Gomez shrugged: “Go ahead.”
Virgil walked over to the prisoners, who were sitting in a shallow semicircle, all dressed in jeans and boots and work shirts, looking more like lumberjacks than dope manufacturers. He squatted down and said, “You all get attorneys, and you don’t have to answer any questions at all, but I’ve got one that doesn’t have anything to do with this.”
They all glanced at each other, then one of them said, “We’re not talking.”
Virgil: “You all look like country people to me, and some of you probably got dogs, and like dogs.

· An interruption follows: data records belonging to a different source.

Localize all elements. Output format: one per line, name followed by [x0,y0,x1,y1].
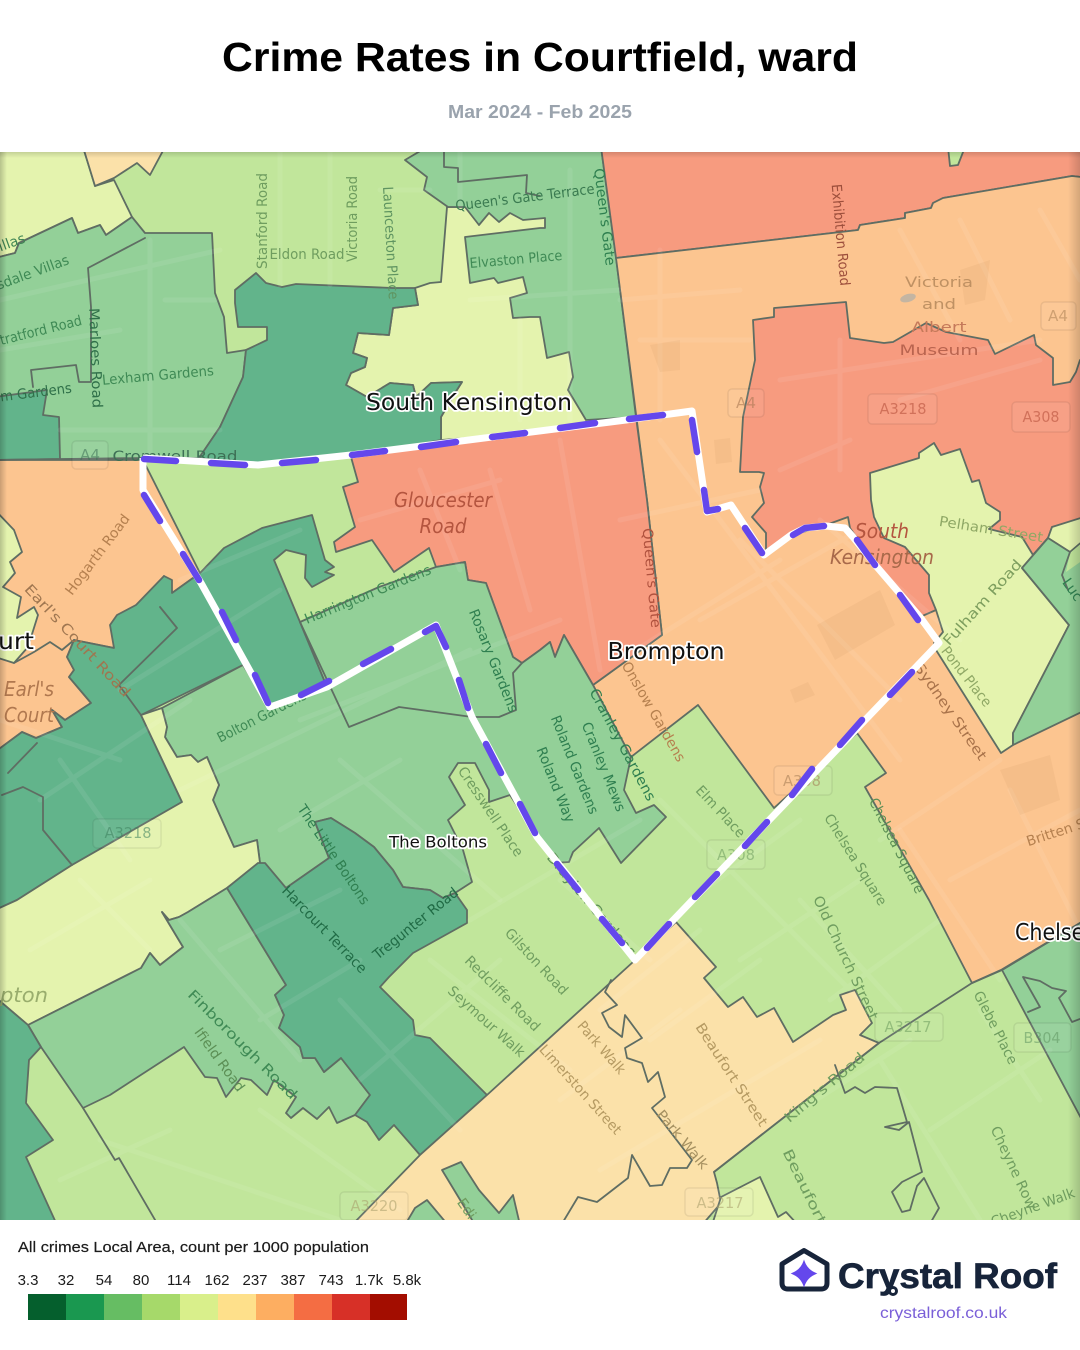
area: Gloucester Road salmon [334,417,662,685]
area: east corner yellow [1048,515,1080,552]
street labels: The Little Boltons [293,801,372,908]
area: yellow pocket south [712,1177,798,1225]
road shields: A4 [1048,307,1068,325]
street labels: Queen's Gate Terrace [455,182,595,214]
street labels: m Gardens [0,381,73,405]
street labels: Roland Gardens [547,713,601,817]
area: south-west dark strip [0,997,57,1225]
street labels: Lexham Gardens [102,363,214,389]
street labels: Launceston Place [379,186,401,300]
road shields: A3217 [696,1194,744,1212]
area: south-east medium green [1002,918,1080,1135]
area: west dark green [0,515,334,910]
subtitle: date range: Mar 2024 - Feb 2025 [448,102,632,122]
street labels: Victoria Road [345,176,361,262]
street labels: Redcliffe Road [461,953,543,1035]
area: Harcourt Terrace [227,818,487,1155]
legend colour bar [28,1294,407,1320]
legend scale labels: 237 [242,1272,268,1289]
area: west orange [0,460,200,752]
area: north salmon band [601,147,1080,258]
label: Earl's Court [4,677,55,727]
legend scale labels: 54 [96,1272,112,1289]
area: Lexham Gardens [0,217,246,460]
area: dark west of Lexham [0,390,60,460]
pond in museum grounds [899,292,917,304]
legend scale labels: 1.7k [355,1272,384,1289]
street labels: Marloes Road [85,308,105,408]
area: Pelham yellow [870,443,1069,753]
map: crime rate choropleth [0,152,1080,1220]
street labels: Beaufort Street [692,1020,771,1130]
legend scale labels: 114 [167,1272,191,1289]
street labels: Onslow Gardens [618,659,688,765]
area: north-west yellow [0,147,132,258]
legend scale labels: 387 [280,1272,306,1289]
icon: Crystal Roof house logo [782,1250,827,1289]
area: south green pocket two [405,1200,448,1225]
label: South Kensington station: Kensington [830,545,934,569]
area: north-west peach corner [83,147,165,186]
area: South Kensington north [346,207,640,440]
street labels: Park Walk [574,1018,629,1078]
road shields: B304 [1024,1029,1060,1047]
label: Earl's Court: Earl's [4,677,54,701]
label: Victoria and Albert Museum: and [922,297,956,313]
street labels: Seymour Walk [444,983,528,1061]
boundary lines [0,147,1080,1225]
street labels: Harcourt Terrace [278,883,370,977]
title: Crime Rates in Courtfield, ward [222,34,858,80]
street labels: Ifield Road [190,1025,248,1095]
building patches [650,260,1060,815]
street labels: Roland Way [533,745,577,825]
street labels: Exhibition Road [828,183,852,287]
street labels: Rosary Gardens [465,607,521,715]
area: orange Brompton and Museums [593,176,1080,983]
label: West Brompton: pton [0,983,48,1007]
road shields: A3218 [104,824,152,842]
street labels: Drayton Gardens [543,850,639,960]
streets: faint road network [0,152,1080,1220]
street labels: Chelsea Square [820,811,890,909]
road shields: A308 [717,846,755,864]
website url: crystalroof.co.uk [880,1305,1008,1322]
road shields: A4 [80,446,100,464]
street labels: Cresswell Place [454,764,526,860]
logo wordmark: Crystal Roof [838,1257,1057,1296]
street labels: Hogarth Road [62,511,134,599]
legend scale labels: 3.3 [18,1272,38,1289]
area: West Brompton yellow [0,708,260,1025]
road shields: A3220 [350,1197,398,1215]
road shields [72,302,1076,1220]
road shields: A4 [736,394,756,412]
area: east medium green [1013,535,1080,745]
label: Victoria and Albert Museum: Victoria [905,275,973,291]
street labels: Earl's Court Road [21,581,133,701]
street labels: Cromwell Road [112,449,238,465]
edge shading [0,152,1080,1220]
street labels: Tregunter Road [369,885,462,964]
label: The Boltons: The Boltons [388,832,487,852]
area: Harrington and The Boltons [162,562,666,898]
road shields: A308 [783,772,821,790]
street labels: Pond Place [938,644,994,710]
street labels: Cranley Mews [578,720,628,814]
label: Earl's Court: Court [4,703,55,727]
road shields: A3217 [884,1018,932,1036]
street labels: Glebe Place [970,989,1020,1067]
street labels: Harrington Gardens [302,562,434,628]
legend scale labels: 5.8k [393,1272,422,1289]
label: Victoria and Albert Museum: Museum [900,343,978,359]
area: rail lands [199,273,462,465]
label: South Kensington: South Kensington [366,390,572,416]
legend scale labels: 162 [204,1272,230,1289]
street labels: Beaufort [779,1147,829,1220]
street labels [0,167,1080,1231]
street labels: Gilston Road [501,925,571,999]
street labels: Fulham Road [940,557,1026,649]
road shields: A308 [1022,408,1060,426]
street labels: King's Road [782,1050,868,1126]
street labels: Chelsea Square [865,796,927,896]
area: south green pockets [442,1162,520,1225]
label: Victoria and Albert Museum: Albert [912,320,967,336]
legend title: All crimes Local Area, count per 1000 population [18,1239,369,1256]
label: Brompton: Brompton [608,639,724,665]
area: Finborough [28,888,370,1123]
street labels: Old Church Street [809,893,881,1023]
street labels: Elm Place [692,783,748,841]
label: Gloucester Road [394,488,494,538]
street labels: Queen's Gate [639,527,663,629]
label: South Kensington station: South [855,519,909,543]
label: Victoria and Albert Museum [900,275,978,359]
street labels: tratford Road [0,313,84,349]
area: south peach [352,922,879,1225]
label: Gloucester Road: Gloucester [394,488,494,512]
street labels: Elvaston Place [469,248,563,272]
street labels: Limerston Street [536,1042,625,1138]
street labels: Bolton Gardens [215,688,309,746]
area: small green north [948,147,965,166]
legend scale labels [18,1272,422,1289]
area: far east light strip [1066,536,1080,572]
street labels: Cranley Gardens [586,686,658,804]
street labels: Queen's Gate [590,167,618,267]
street labels: Cheyne Row [987,1124,1039,1212]
label: Gloucester Road: Road [420,514,467,538]
area: west jagged yellow [0,510,38,663]
street labels: Finborough Road [184,987,300,1103]
area: base light green [0,152,1080,1220]
street labels: Pelham Street [938,514,1045,546]
label: South Kensington station [830,519,934,569]
road shields: A3218 [880,400,926,418]
legend scale labels: 32 [58,1272,74,1289]
street labels: Park Walk [653,1107,712,1173]
legend scale labels: 743 [318,1272,344,1289]
area: Queen's Gate [405,147,636,420]
street labels: Eldon Road [270,247,344,263]
ward boundary route [143,411,939,960]
street labels: Stanford Road [255,173,271,269]
area: salmon Museum quarter [740,302,1080,617]
legend scale labels: 80 [133,1272,149,1289]
street labels: Sydney Street [910,660,990,764]
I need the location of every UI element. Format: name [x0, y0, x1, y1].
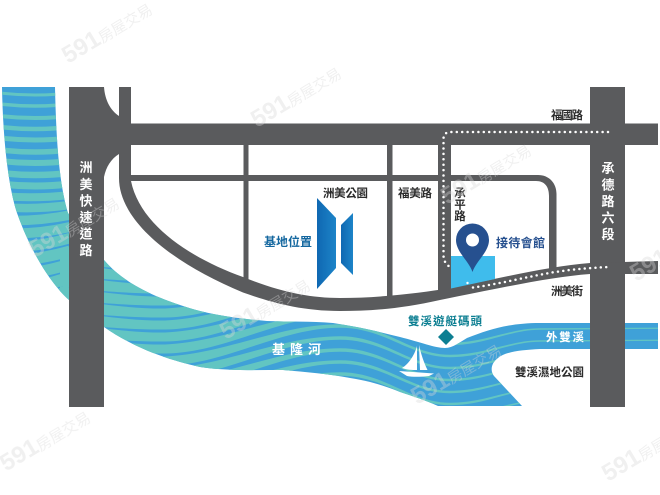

Some asshole up this valley has been stealing dogs, including some pretty good hunting dogs. We know what they’re going to do with them—they’re going to sell them off to medical laboratories for experiments. Now, I know you wouldn’t want that to happen to your dogs. . . . So, you know anything at all about these stolen dogs? Where they might be? We know you don’t have them, but somebody up this valley does.”
After a few seconds one of the men said, “We didn’t have nothing to do with no dogs.”
“I’m not claiming that anybody did,” Virgil said. “You had other business up here. But I’m not DEA, I’m not a fed—I’m just trying to get these dogs back to their owners.”
“There’s some dogs on the other side of the valley, I don’t know where at,” one of the men said.
“Shut up, Eddy,” said another one of them. “You know we’re not supposed to say anything.”
“Fuck you, Dick,” Eddy said. “The man’s asking about dogs. Nothing to do with us.” He turned back to Virgil and said, “They sound like they’re close to the front end of the valley, high up on the other side.”